The dark side of Valentine’s Day
In the book “Valentine’s Day, my love!”, At the editions that liberate, the historian and sociologist Jean-Claude Kaufmann tells us about Valentine of ancient times. And proves that the “myth” of Valentine’s Day, as a Christian character, was largely diverted for political and religious ends (see below). What surprise those who abhor this celebration often deemed too cute or architecture.
According to Jean-Claude Kaufmann, there are several saints by the name of Valentin who were originally protective of the “vineyard against phylloxera”, “cows”, “of the disease” and even “the culture of onions “… but not love. And there is worse. Jean-Claude Kaufmann makes an inventory traditions to say the least doubtful or even completely abject who have, over the centuries, led to the birth of Valentine’s Day as we know it today. The author of “Valentine’s Day, my love!” In particular, quotes the cult of the bear, which was celebrated in the Middle Ages, far from the romantic Valentin that we have been presented since. Considered the animal closest to man and with unbridled sexuality, it was the object of many theories like that of Bishop Guillaume d’Auvergne, who wrote in 1231 that “when a woman was Mount with a bear, it gives birth to a human baby “.

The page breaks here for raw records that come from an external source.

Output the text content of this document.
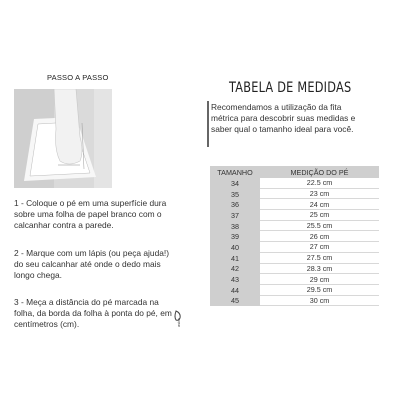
PASSO A PASSO
1 - Coloque o pé em uma superfície dura sobre uma folha de papel branco com o calcanhar contra a parede.
2 - Marque com um lápis (ou peça ajuda!) do seu calcanhar até onde o dedo mais longo chega.
3 - Meça a distância do pé marcada na folha, da borda da folha à ponta do pé, em centímetros (cm).	asics
TABELA DE MEDIDAS
Recomendamos a utilização da fita métrica para descobrir suas medidas e saber qual o tamanho ideal para você.
TAMANHO	MEDIÇÃO DO PÉ
34	22.5 cm
35	23 cm
36	24 cm
37	25 cm
38	25.5 cm
39	26 cm
40	27 cm
41	27.5 cm
42	28.3 cm
43	29 cm
44	29.5 cm
45	30 cm
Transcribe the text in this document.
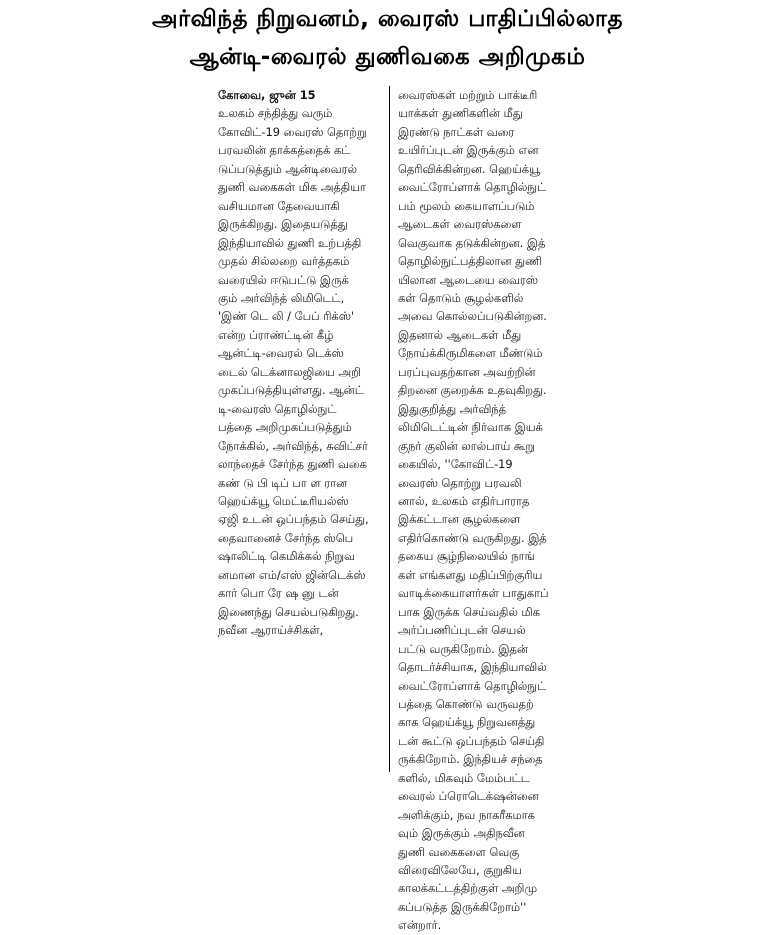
அர்விந்த் நிறுவனம், வைரஸ் பாதிப்பில்லாத
ஆன்டி-வைரல் துணிவகை அறிமுகம்
கோவை, ஜுன் 15
உலகம் சந்தித்து வரும்
கோவிட்-19 வைரஸ் தொற்று
பரவலின் தாக்கத்தைக் கட்
டுப்படுத்தும் ஆன்டிவைரல்
துணி வகைகள் மிக அத்தியா
வசியமான தேவையாகி
இருக்கிறது. இதையடுத்து
இந்தியாவில் துணி உற்பத்தி
முதல் சில்லறை வர்த்தகம்
வரையில் ஈடுபட்டு இருக்
கும் அர்விந்த் லிமிடெட்,
'இண் டெ லி / பேப் ரிக்ஸ்'
என்ற ப்ராண்ட்டின் கீழ்
ஆன்ட்டி-வைரல் டெக்ஸ்
டைல் டெக்னாலஜியை அறி
முகப்படுத்தியுள்ளது. ஆன்ட்
டி-வைரஸ் தொழில்நுட்
பத்தை அறிமுகப்படுத்தும்
நோக்கில், அர்விந்த், சுவிட்சர்
லாந்தைச் சேர்ந்த துணி வகை
கண் டு பி டிப் பா ள ரான
ஹெய்க்யூ மெட்டீரியல்ஸ்
ஏஜி உடன் ஒப்பந்தம் செய்து,
தைவானைச் சேர்ந்த ஸ்பெ
ஷாலிட்டி கெமிக்கல் நிறுவ
னமான எம்/எஸ் ஜின்டெக்ஸ்
கார் பொ ரே ஷ னு டன்
இணைந்து செயல்படுகிறது.
நவீன ஆராய்ச்சிகள்,
வைரஸ்கள் மற்றும் பாக்டீரி
யாக்கள் துணிகளின் மீது
இரண்டு நாட்கள் வரை
உயிர்ப்புடன் இருக்கும் என
தெரிவிக்கின்றன. ஹெய்க்யூ
வைட்ரோப்ளாக் தொழில்நுட்
பம் மூலம் கையாளப்படும்
ஆடைகள் வைரஸ்களை
வெகுவாக தடுக்கின்றன. இத்
தொழில்நுட்பத்திலான துணி
யிலான ஆடையை வைரஸ்
கள் தொடும் சூழல்களில்
அவை கொல்லப்படுகின்றன.
இதனால் ஆடைகள் மீது
நோய்க்கிருமிகளை மீண்டும்
பரப்புவதற்கான அவற்றின்
திறனை குறைக்க உதவுகிறது.
இதுகுறித்து அர்விந்த்
லிமிடெட்டின் நிர்வாக இயக்
குநர் குலின் லால்பாய் கூறு
கையில், ''கோவிட்-19
வைரஸ் தொற்று பரவலி
னால், உலகம் எதிர்பாராத
இக்கட்டான சூழல்களை
எதிர்கொண்டு வருகிறது. இத்
தகைய சூழ்நிலையில் நாங்
கள் எங்களது மதிப்பிற்குரிய
வாடிக்கையாளர்கள் பாதுகாப்
பாக இருக்க செய்வதில் மிக
அர்ப்பணிப்புடன் செயல்
பட்டு வருகிறோம். இதன்
தொடர்ச்சியாக, இந்தியாவில்
வைட்ரோப்ளாக் தொழில்நுட்
பத்தை கொண்டு வருவதற்
காக ஹெய்க்யூ நிறுவனத்து
டன் கூட்டு ஒப்பந்தம் செய்தி
ருக்கிறோம். இந்தியச் சந்தை
களில், மிகவும் மேம்பட்ட
வைரல் ப்ரொடெக்‌ஷன்னை
அளிக்கும், நவ நாகரீகமாக
வும் இருக்கும் அதிநவீன
துணி வகைகளை வெகு
விரைவிலேயே, குறுகிய
காலக்கட்டத்திற்குள் அறிமு
கப்படுத்த இருக்கிறோம்''
என்றார்.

Even further in horror, the author recalls that During the ancient lupercales festivals, the origin of Valentine’s Dayit was a question of “purifying” women by whisking their buttocks or belly to make sure to make them fertile. In the 15th century, in a society where sexuality was restrained and solidly framed marriage, another tradition proceeded by Collective rapes, accepted by the company. “Young men went to the victim, during the night, heckled under his windows to call him, treating her from ‘Ribaude’. Then, as she was silent, we were breaking her door,” writes Jean-Claude Kaufmann, who indicates that the phenomenon was so massive that half of the men had already participated in this type of rape and that the victims, deflowered before marriage, had no choice but prostitution. Several extracts from the work have been compiled by France Info.
What is the Valentine’s Day calendar?
Here are the days of the week that the next Valentine will take place, from Valentine’s Day 2025:
- Valentine’s Day 2025: Friday February 14.
- Valentine’s Day 2026: SATURDAY February 14.
- Valentine’s Day 2027: Sunday February 14.